Conservatives and leading liberals slammed the campaign to effectively end the Electoral College's role in presidential elections, saying that the National Popular Vote Compact Law circumvents the Constitution, saying it resembled President Barack Obama's abuse of the law through his extensive use of executive orders.
"It is pretty startling," Bill Kristol, founder and editor of The Weekly Standard, told "The Steve Malzberg Show" on Newsmax TV this week. "If they want to make the case for the popular election of presidents and a Constitutional amendment, they should make the case.
"But the left these days doesn't make the case, and they don't go the normal route of changing the law if they don't like the law," Kristol added. "They think of gimmicks and evasions and ways to get around the normal popular debate.
"This is all happening kind of quietly. I'm really struck by the way they’re doing it."
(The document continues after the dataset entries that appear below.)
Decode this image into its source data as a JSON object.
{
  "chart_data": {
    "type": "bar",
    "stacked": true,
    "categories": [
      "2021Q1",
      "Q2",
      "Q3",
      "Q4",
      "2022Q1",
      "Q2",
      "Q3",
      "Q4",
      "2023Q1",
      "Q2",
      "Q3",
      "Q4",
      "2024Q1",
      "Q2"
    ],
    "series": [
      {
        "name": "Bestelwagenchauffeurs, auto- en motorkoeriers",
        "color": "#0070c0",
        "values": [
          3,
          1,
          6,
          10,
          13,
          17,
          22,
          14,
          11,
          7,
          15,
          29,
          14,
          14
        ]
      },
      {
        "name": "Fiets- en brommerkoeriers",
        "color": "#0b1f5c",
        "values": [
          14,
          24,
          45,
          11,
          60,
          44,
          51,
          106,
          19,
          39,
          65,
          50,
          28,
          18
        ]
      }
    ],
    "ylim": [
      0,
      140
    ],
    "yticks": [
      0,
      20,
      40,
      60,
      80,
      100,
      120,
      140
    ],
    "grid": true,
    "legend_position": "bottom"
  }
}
Under the National Popular Vote Compact, each state would award its electoral votes to the presidential candidate who wins the national popular vote. The effort has been quietly winding its way through state governments, needing 270 votes to take effect.
Once states with electoral votes totaling the magic 270 – the number a presidential candidate needs to becomes president – pass the law, it immediately takes effect. The new law would mandate that each of the states in the compact must cede their electoral votes to the winner of the national popular vote, even if a particular state were to give a majority to the loser of the popular vote.
Put another way, if Florida has been a member of such a compact in the 2000 presidential year, it would have had to cede its electoral votes to Al Gore, making him president, since he won the popular vote nation-wide, though he lost in the state of Florida.
The compact has been attacked by Republican strategist Dick Morris, who charged in an exclusive Newsmax column that the effort is ripe for voter fraud and would guarantee that Democrats win the White House every four years.